Meglio innamorarsi di chi ti ama che di chi non ti vede proprio. Di più: meglio innamorarsi di una persona bella, intelligente e ricca che di un mostro cretino senza soldi. Così come è meglio, molto meglio, avere un lavoro ben pagato a tempo indeterminato e sognare la rivoluzione, piuttosto che averne uno precario sottopagato e dire ancora grazie. Meglio essere uno studente fuori corso e goderti la vita perché tanto prima o poi metterai la testa a posto, che avere la laurea e la testa a posto ma nessuna vita da godere in prospettiva. Meglio fare un mutuo per comprare la casa che vedersi rifiutare un mutuo per pagare la tassa sulla casa. Meglio mangiare poco perché fai la dieta che fare la dieta perché hai poco da mangiare. Meglio essere ricchi e sani che poveri e malati. Ma è comunque meglio essere poveri e malati con la mutua che esserlo senza un’assicurazione privata. Meglio essere allegri in mezzo agli amici che tristi e soli. Ma è meglio essere allegri da soli che tristi in mezzo agli amici, specie se gli amici fanno gli allegri perché hanno paura di restare soli. 

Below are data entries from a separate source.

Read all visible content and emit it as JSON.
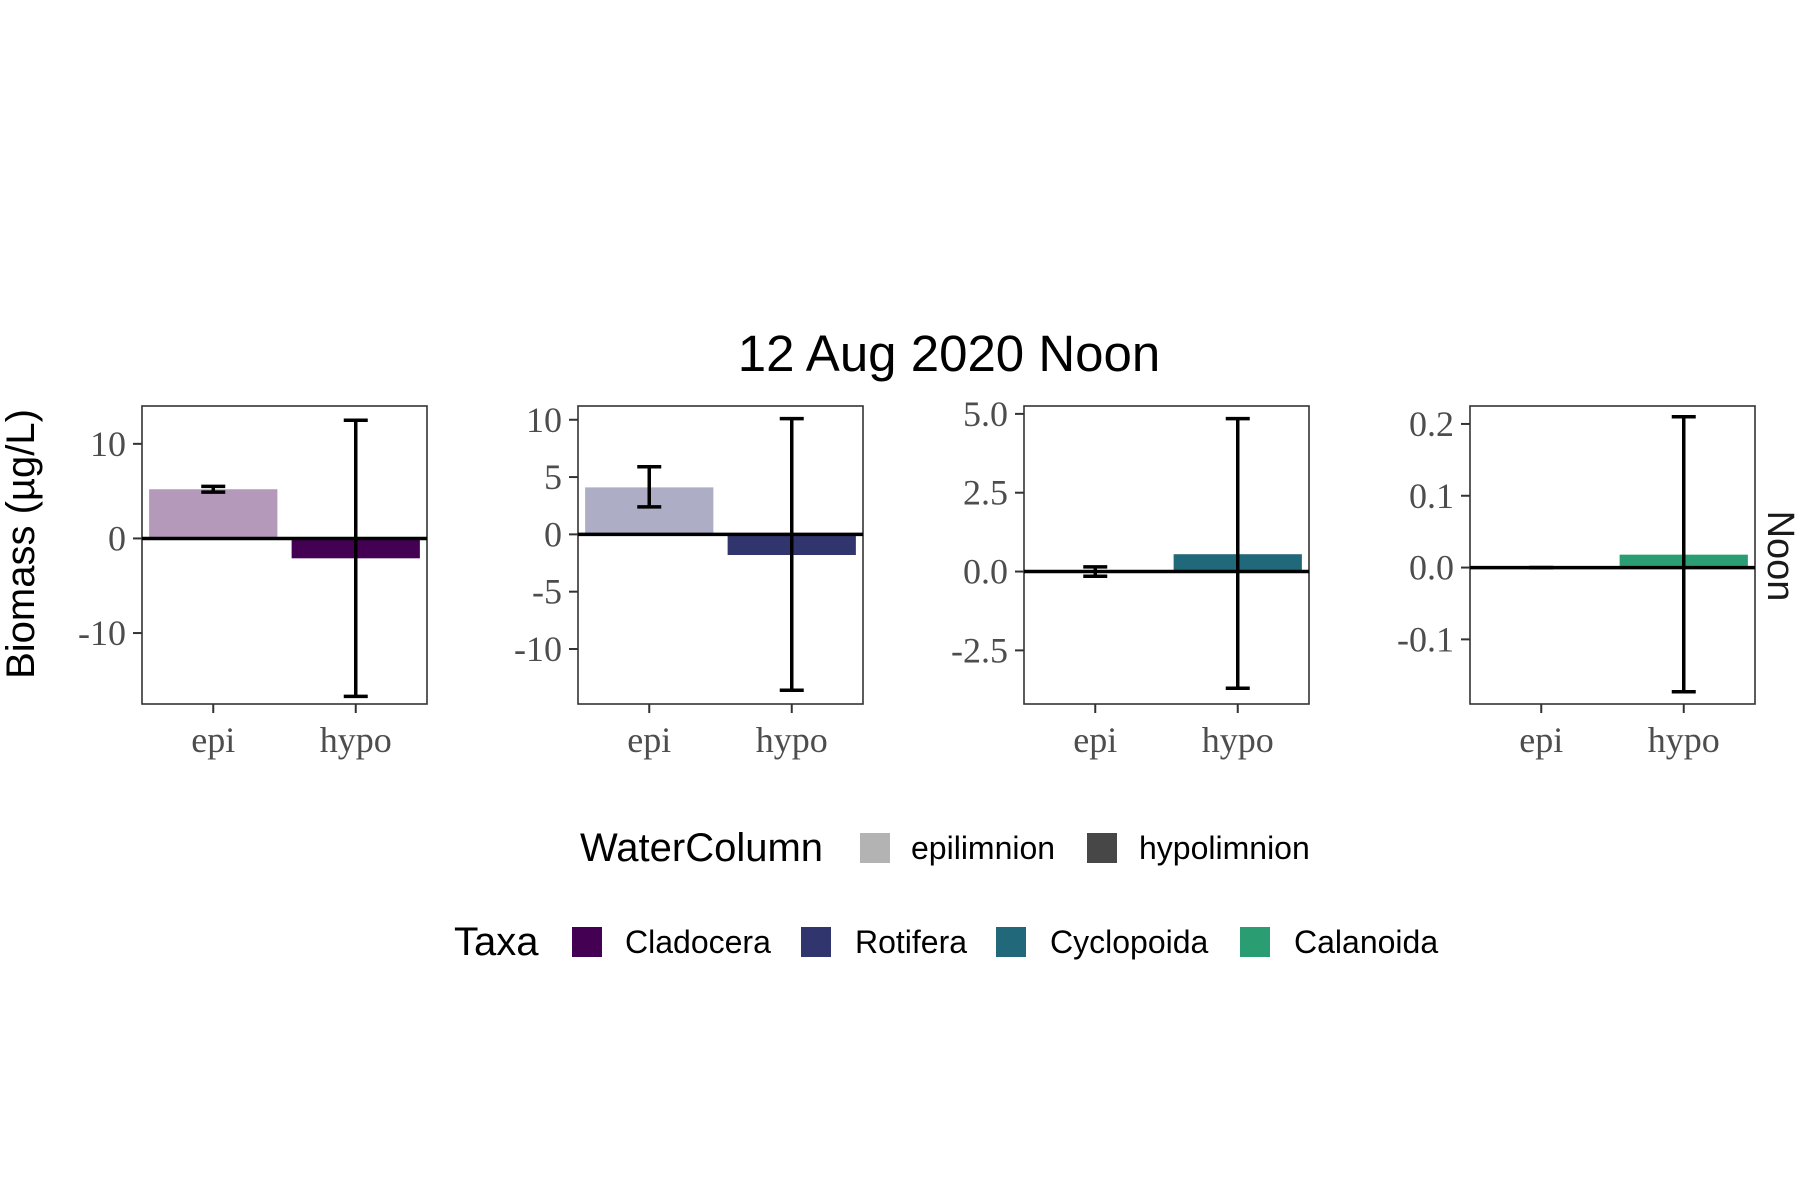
{
  "chart_data": {
    "type": "bar",
    "title": "12 Aug 2020 Noon",
    "ylabel": "Biomass (µg/L)",
    "strip_label": "Noon",
    "categories": [
      "epi",
      "hypo"
    ],
    "panels": [
      {
        "taxon": "Cladocera",
        "color": "#440154",
        "ylim": [
          -17.5,
          14
        ],
        "yticks": [
          -10,
          0,
          10
        ],
        "tick_labels": [
          "-10",
          "0",
          "10"
        ],
        "values": [
          5.2,
          -2.1
        ],
        "error_low": [
          4.9,
          -16.7
        ],
        "error_high": [
          5.5,
          12.5
        ]
      },
      {
        "taxon": "Rotifera",
        "color": "#31356e",
        "ylim": [
          -14.8,
          11.2
        ],
        "yticks": [
          -10,
          -5,
          0,
          5,
          10
        ],
        "tick_labels": [
          "-10",
          "-5",
          "0",
          "5",
          "10"
        ],
        "values": [
          4.1,
          -1.8
        ],
        "error_low": [
          2.4,
          -13.6
        ],
        "error_high": [
          5.9,
          10.1
        ]
      },
      {
        "taxon": "Cyclopoida",
        "color": "#21697a",
        "ylim": [
          -4.2,
          5.25
        ],
        "yticks": [
          -2.5,
          0.0,
          2.5,
          5.0
        ],
        "tick_labels": [
          "-2.5",
          "0.0",
          "2.5",
          "5.0"
        ],
        "values": [
          0.0,
          0.55
        ],
        "error_low": [
          -0.15,
          -3.7
        ],
        "error_high": [
          0.15,
          4.85
        ]
      },
      {
        "taxon": "Calanoida",
        "color": "#2a9d73",
        "ylim": [
          -0.19,
          0.225
        ],
        "yticks": [
          -0.1,
          0.0,
          0.1,
          0.2
        ],
        "tick_labels": [
          "-0.1",
          "0.0",
          "0.1",
          "0.2"
        ],
        "values": [
          0.0,
          0.018
        ],
        "error_low": [
          0.0,
          -0.173
        ],
        "error_high": [
          0.0,
          0.21
        ]
      }
    ],
    "legends": [
      {
        "title": "WaterColumn",
        "items": [
          {
            "label": "epilimnion",
            "color": "#b3b3b3"
          },
          {
            "label": "hypolimnion",
            "color": "#474747"
          }
        ]
      },
      {
        "title": "Taxa",
        "items": [
          {
            "label": "Cladocera",
            "color": "#440154"
          },
          {
            "label": "Rotifera",
            "color": "#31356e"
          },
          {
            "label": "Cyclopoida",
            "color": "#21697a"
          },
          {
            "label": "Calanoida",
            "color": "#2a9d73"
          }
        ]
      }
    ],
    "epi_alpha": 0.4,
    "legend_position": "bottom",
    "grid": false
  }
}
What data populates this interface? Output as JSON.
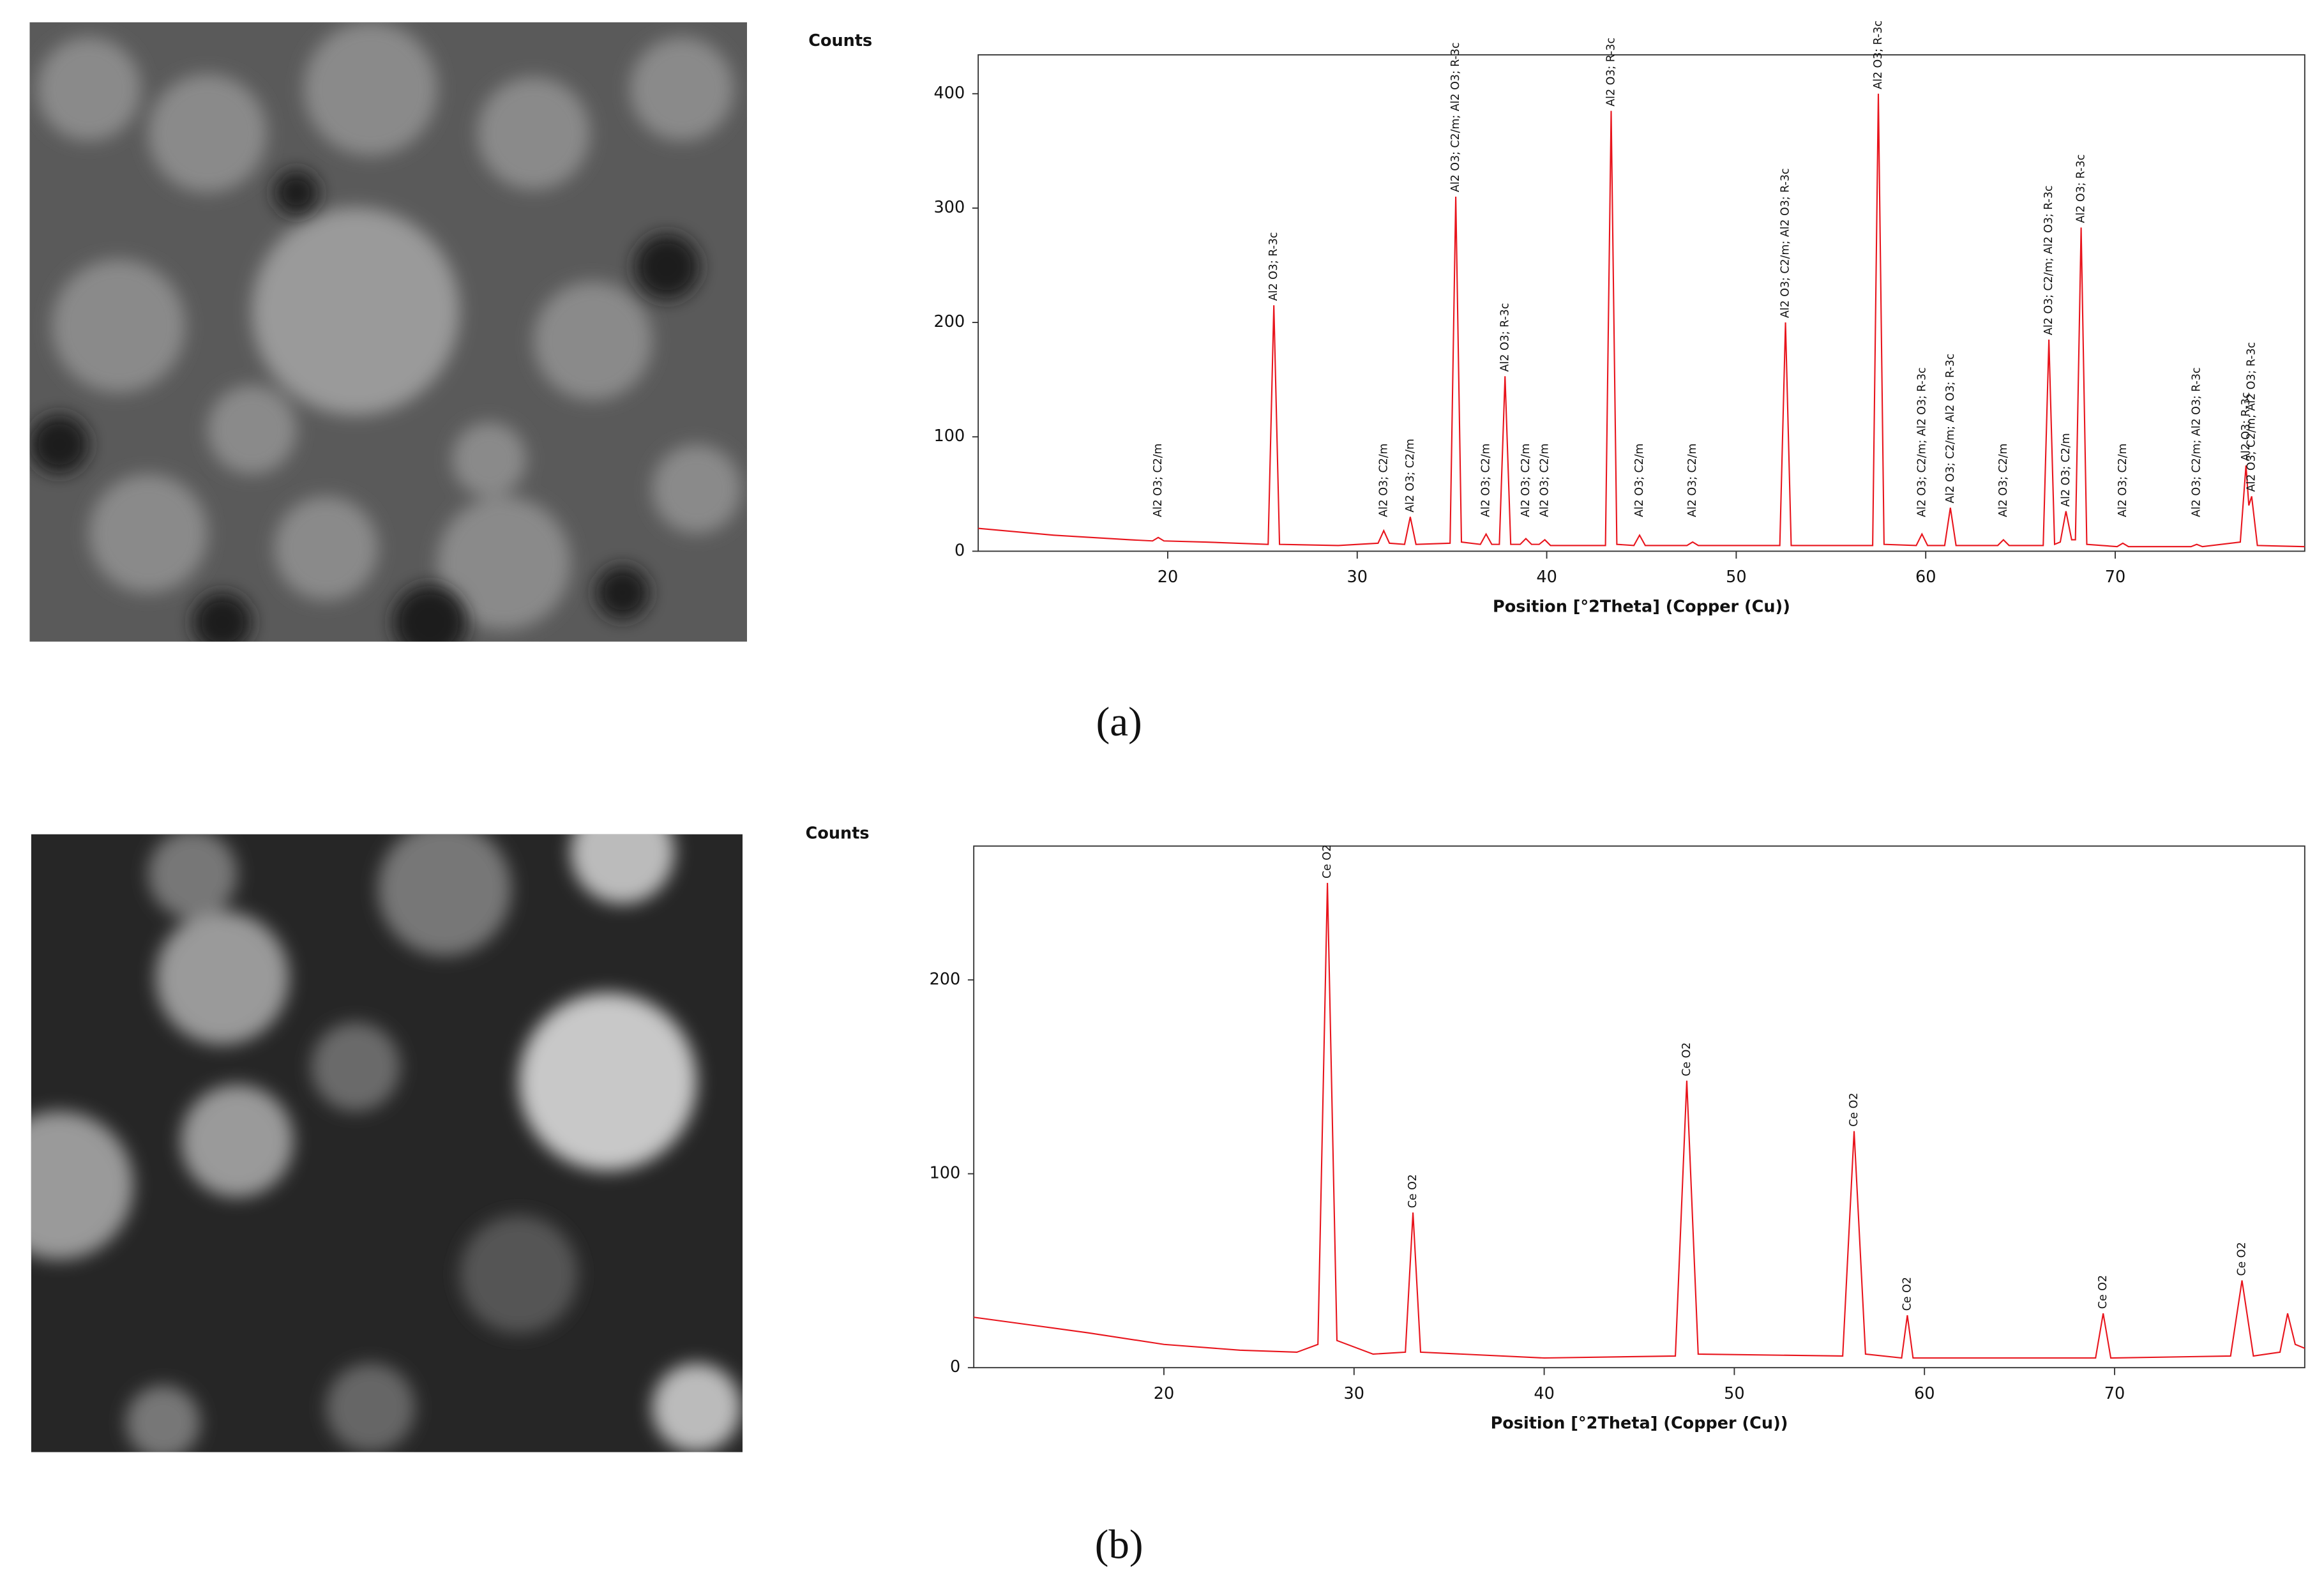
{
  "chart_data": [
    {
      "type": "line",
      "y_label": "Counts",
      "x_label": "Position [°2Theta] (Copper (Cu))",
      "caption": "(a)",
      "xlim": [
        10,
        80
      ],
      "xticks": [
        20,
        30,
        40,
        50,
        60,
        70
      ],
      "ylim": [
        0,
        434
      ],
      "yticks": [
        0,
        100,
        200,
        300,
        400
      ],
      "x": [
        10,
        14,
        18,
        19.2,
        19.5,
        19.8,
        22,
        25.3,
        25.6,
        25.9,
        29,
        31.1,
        31.4,
        31.7,
        32.5,
        32.8,
        33.1,
        34.9,
        35.2,
        35.5,
        36.5,
        36.8,
        37.1,
        37.5,
        37.8,
        38.1,
        38.6,
        38.9,
        39.2,
        39.6,
        39.9,
        40.2,
        43.1,
        43.4,
        43.7,
        44.6,
        44.9,
        45.2,
        47.4,
        47.7,
        48,
        52.3,
        52.6,
        52.9,
        57.2,
        57.5,
        57.8,
        59.5,
        59.8,
        60.1,
        61,
        61.3,
        61.6,
        63.8,
        64.1,
        64.4,
        66.2,
        66.5,
        66.8,
        67.1,
        67.4,
        67.7,
        67.9,
        68.2,
        68.5,
        70.1,
        70.4,
        70.7,
        74,
        74.3,
        74.6,
        76.6,
        76.9,
        77.05,
        77.2,
        77.5,
        80
      ],
      "series": [
        {
          "color": "#e8141c",
          "values": [
            20,
            14,
            10,
            9,
            12,
            9,
            8,
            6,
            215,
            6,
            5,
            7,
            18,
            7,
            6,
            30,
            6,
            7,
            310,
            8,
            6,
            15,
            6,
            6,
            153,
            6,
            6,
            11,
            6,
            6,
            10,
            5,
            5,
            385,
            6,
            5,
            14,
            5,
            5,
            8,
            5,
            5,
            200,
            5,
            5,
            400,
            6,
            5,
            15,
            5,
            5,
            38,
            5,
            5,
            10,
            5,
            5,
            185,
            6,
            8,
            35,
            10,
            10,
            283,
            6,
            4,
            7,
            4,
            4,
            6,
            4,
            8,
            75,
            40,
            48,
            5,
            4
          ]
        }
      ],
      "annotations": [
        {
          "x": 19.5,
          "text": "Al2 O3; C2/m"
        },
        {
          "x": 25.6,
          "text": "Al2 O3; R-3c"
        },
        {
          "x": 31.4,
          "text": "Al2 O3; C2/m"
        },
        {
          "x": 32.8,
          "text": "Al2 O3; C2/m"
        },
        {
          "x": 35.2,
          "text": "Al2 O3; C2/m; Al2 O3; R-3c"
        },
        {
          "x": 36.8,
          "text": "Al2 O3; C2/m"
        },
        {
          "x": 37.8,
          "text": "Al2 O3; R-3c"
        },
        {
          "x": 38.9,
          "text": "Al2 O3; C2/m"
        },
        {
          "x": 39.9,
          "text": "Al2 O3; C2/m"
        },
        {
          "x": 43.4,
          "text": "Al2 O3; R-3c"
        },
        {
          "x": 44.9,
          "text": "Al2 O3; C2/m"
        },
        {
          "x": 47.7,
          "text": "Al2 O3; C2/m"
        },
        {
          "x": 52.6,
          "text": "Al2 O3; C2/m; Al2 O3; R-3c"
        },
        {
          "x": 57.5,
          "text": "Al2 O3; R-3c"
        },
        {
          "x": 59.8,
          "text": "Al2 O3; C2/m; Al2 O3; R-3c"
        },
        {
          "x": 61.3,
          "text": "Al2 O3; C2/m; Al2 O3; R-3c"
        },
        {
          "x": 64.1,
          "text": "Al2 O3; C2/m"
        },
        {
          "x": 66.5,
          "text": "Al2 O3; C2/m; Al2 O3; R-3c"
        },
        {
          "x": 67.4,
          "text": "Al2 O3; C2/m"
        },
        {
          "x": 68.2,
          "text": "Al2 O3; R-3c"
        },
        {
          "x": 70.4,
          "text": "Al2 O3; C2/m"
        },
        {
          "x": 74.3,
          "text": "Al2 O3; C2/m; Al2 O3; R-3c"
        },
        {
          "x": 76.9,
          "text": "Al2 O3; R-3c"
        },
        {
          "x": 77.2,
          "text": "Al2 O3; C2/m; Al2 O3; R-3c"
        }
      ]
    },
    {
      "type": "line",
      "y_label": "Counts",
      "x_label": "Position [°2Theta] (Copper (Cu))",
      "caption": "(b)",
      "xlim": [
        10,
        80
      ],
      "xticks": [
        20,
        30,
        40,
        50,
        60,
        70
      ],
      "ylim": [
        0,
        269
      ],
      "yticks": [
        0,
        100,
        200
      ],
      "x": [
        10,
        13,
        16,
        20,
        24,
        27,
        28.1,
        28.6,
        29.1,
        31,
        32.7,
        33.1,
        33.5,
        40,
        46.9,
        47.5,
        48.1,
        55.7,
        56.3,
        56.9,
        58.8,
        59.1,
        59.4,
        69,
        69.4,
        69.8,
        76.1,
        76.7,
        77.3,
        78.7,
        79.1,
        79.5,
        80
      ],
      "series": [
        {
          "color": "#e8141c",
          "values": [
            26,
            22,
            18,
            12,
            9,
            8,
            12,
            250,
            14,
            7,
            8,
            80,
            8,
            5,
            6,
            148,
            7,
            6,
            122,
            7,
            5,
            27,
            5,
            5,
            28,
            5,
            6,
            45,
            6,
            8,
            28,
            12,
            10
          ]
        }
      ],
      "annotations": [
        {
          "x": 28.6,
          "text": "Ce O2"
        },
        {
          "x": 33.1,
          "text": "Ce O2"
        },
        {
          "x": 47.5,
          "text": "Ce O2"
        },
        {
          "x": 56.3,
          "text": "Ce O2"
        },
        {
          "x": 59.1,
          "text": "Ce O2"
        },
        {
          "x": 69.4,
          "text": "Ce O2"
        },
        {
          "x": 76.7,
          "text": "Ce O2"
        }
      ]
    }
  ]
}
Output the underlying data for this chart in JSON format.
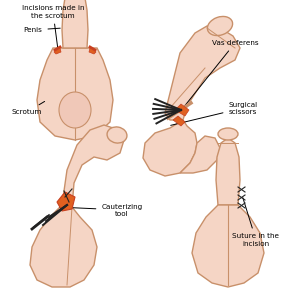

Secondo qualcuno, ma sono opinioni, è meglio essere governati negli anni Settanta dalla democrazia cristiana con i voti dei comunisti che quarant’anni dopo dalla democrazia cristiana con i voti dei comunisti più quello decisivo di Berlusconi. Mentre siamo tutti d’accordo che è meglio avere vent’anni e ascoltare in tv le massime di Catalano a «Quelli della notte» che averne cinquanta e ascoltare in tv che Catalano ha smesso per sempre di dirle. Meglio essere giovani e sorridere per un po’ di stupidaggini che scoprire di non esserlo più e commuoversi, sentendosi anche un po’ stupidi.